For the second time since gaining the authority to do so, the U.S. Food and Drug Administration on Thursday suspended the registration of a food facility – this time Roos Foods Inc., the maker of cheese and sour cream that caused an outbreak of Listeria in Maryland and California that included one death. The facility’s registration was suspended after FDA determined there was still a reasonable probability that food manufactured by Roos could pose a public health threat. Without FDA registration, Roos will be unable to ship food to retailers or sell any products. FDA inspected the company’s facility between Feb. 18 and March 4, finding a number of “insanitary conditions,” including a roof leaking so badly that water was raining down onto equipment and storage tanks in the cheese processing room. Inspectors also found standing water in processing rooms, metal roofs with flaking rust, and food residue left on equipment after cleaning had been performed. “FDA has determined that food manufactured, processed, packed, received, or held by your facility has a reasonable probability of causing serious adverse health consequences or death to humans, and that your facility created, caused, or was otherwise responsible for such reasonable probability,” the agency wrote in a letter to the company. The suspension will be lifted when Roos Foods can demonstrate that the conditions at its facility no longer have a “reasonable probability” of threatening public health.
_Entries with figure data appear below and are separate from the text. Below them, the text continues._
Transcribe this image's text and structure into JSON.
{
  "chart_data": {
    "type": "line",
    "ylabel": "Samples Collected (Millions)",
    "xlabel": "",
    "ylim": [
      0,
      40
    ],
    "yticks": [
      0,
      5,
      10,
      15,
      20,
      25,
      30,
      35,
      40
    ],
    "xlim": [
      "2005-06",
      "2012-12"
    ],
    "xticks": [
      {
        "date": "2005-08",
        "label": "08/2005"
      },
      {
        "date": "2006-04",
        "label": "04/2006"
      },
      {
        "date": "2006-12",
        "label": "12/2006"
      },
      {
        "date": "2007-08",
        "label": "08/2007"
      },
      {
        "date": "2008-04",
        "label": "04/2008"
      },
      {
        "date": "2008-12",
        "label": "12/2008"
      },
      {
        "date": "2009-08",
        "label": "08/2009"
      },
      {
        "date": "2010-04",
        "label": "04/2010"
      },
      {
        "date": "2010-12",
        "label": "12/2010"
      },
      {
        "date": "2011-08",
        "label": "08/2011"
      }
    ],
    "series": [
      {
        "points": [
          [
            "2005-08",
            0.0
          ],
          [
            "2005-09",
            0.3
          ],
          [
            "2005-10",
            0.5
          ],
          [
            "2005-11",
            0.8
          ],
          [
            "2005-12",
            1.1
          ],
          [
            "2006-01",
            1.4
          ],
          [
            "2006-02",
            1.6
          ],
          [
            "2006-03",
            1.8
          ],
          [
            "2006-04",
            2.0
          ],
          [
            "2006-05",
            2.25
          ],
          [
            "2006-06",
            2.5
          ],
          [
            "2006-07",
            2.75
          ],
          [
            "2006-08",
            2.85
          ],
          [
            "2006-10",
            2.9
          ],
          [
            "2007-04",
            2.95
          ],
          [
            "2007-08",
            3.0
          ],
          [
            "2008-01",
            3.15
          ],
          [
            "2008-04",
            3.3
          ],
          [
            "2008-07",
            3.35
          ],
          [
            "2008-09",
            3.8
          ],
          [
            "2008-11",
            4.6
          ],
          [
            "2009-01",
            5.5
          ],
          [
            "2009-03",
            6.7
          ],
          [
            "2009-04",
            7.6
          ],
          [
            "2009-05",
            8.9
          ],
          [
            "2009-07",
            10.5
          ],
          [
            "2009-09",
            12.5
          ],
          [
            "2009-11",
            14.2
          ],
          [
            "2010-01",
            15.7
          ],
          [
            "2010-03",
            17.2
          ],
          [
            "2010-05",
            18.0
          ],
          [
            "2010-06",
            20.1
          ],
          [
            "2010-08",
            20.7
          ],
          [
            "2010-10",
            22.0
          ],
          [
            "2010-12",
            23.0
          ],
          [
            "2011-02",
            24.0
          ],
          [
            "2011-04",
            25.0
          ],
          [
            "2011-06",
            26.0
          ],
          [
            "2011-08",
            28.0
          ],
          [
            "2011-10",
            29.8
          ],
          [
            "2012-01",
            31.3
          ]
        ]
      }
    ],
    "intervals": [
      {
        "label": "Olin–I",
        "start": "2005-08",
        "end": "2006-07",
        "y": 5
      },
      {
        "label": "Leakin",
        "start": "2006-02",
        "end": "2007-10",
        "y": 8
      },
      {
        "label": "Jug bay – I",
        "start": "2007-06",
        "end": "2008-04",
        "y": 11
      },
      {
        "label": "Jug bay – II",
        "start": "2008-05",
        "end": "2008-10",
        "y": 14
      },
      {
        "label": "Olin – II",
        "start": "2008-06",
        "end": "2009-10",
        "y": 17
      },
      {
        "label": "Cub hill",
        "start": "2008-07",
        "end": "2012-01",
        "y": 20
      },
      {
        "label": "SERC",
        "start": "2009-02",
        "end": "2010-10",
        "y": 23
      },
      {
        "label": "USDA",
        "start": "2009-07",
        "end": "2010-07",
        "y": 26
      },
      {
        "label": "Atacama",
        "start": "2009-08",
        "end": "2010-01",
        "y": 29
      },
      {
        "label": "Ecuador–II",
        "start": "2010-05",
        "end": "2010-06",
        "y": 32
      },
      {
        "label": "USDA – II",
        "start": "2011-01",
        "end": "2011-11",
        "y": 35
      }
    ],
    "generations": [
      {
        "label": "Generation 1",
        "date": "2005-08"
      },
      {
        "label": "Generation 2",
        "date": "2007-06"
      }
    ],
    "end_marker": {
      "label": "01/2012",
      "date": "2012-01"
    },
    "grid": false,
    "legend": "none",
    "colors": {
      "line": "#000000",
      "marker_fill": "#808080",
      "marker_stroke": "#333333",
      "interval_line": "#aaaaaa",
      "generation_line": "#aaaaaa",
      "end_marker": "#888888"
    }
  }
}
The Roos Foods Listeria outbreak has been connected to seven hospitalizations in Maryland and one death in California. Five of the illnesses involved a pregnancy: two sickened mother-newborn pairs and an additional sickened newborn. The company previously recalled all lots of the following cheese products:
- Mexicana:
- Cuajada En Terron
- Cuajada/Cuajadita Cacera
- Cuajada Fresca
- Queso Fresca Round
- Queso Dura Viejo Hard Cheeses
- Amigo:
- Cuajada En Terron
- Cuajada/Cuajadita Cacera
- Cuajada Fresca
- Queso Fresca Round
- Queso Dura Viejo Hard Cheeses;
- Santa Rosa De Lima:
- Cuajada En Terron
- Cuajada/Cuajadita Cacera
- Cuajada Fresca
- Queso Fresca Round
- Queso Dura Viejo Hard Cheeses
- Anita Queso Fresco
The company has also recalled its Crema Pura Mexicana Cultured Sour Cream. The products are packaged in flexible plastic bags and rigid plastic clam shell packages in 12 oz. and 16 oz. sizes under the brand names: Mexicana, Amigo, Santa Rosa De Lima, and Anita. They were distributed in Maryland, Virginia and Washington, D.C, through retail stores. FDA acquired the ability to suspend registrations and therefore block products from commerce as part of the Food Safety Modernization Act, signed into law in 2011. This is the second time FDA has used its power to suspend a food facility’s registration. The agency’s authority was first used on Sunland Inc., formerly the nation’s largest manufacturer of organic peanut butter, after its peanut butter products were linked to a national Salmonella outbreak.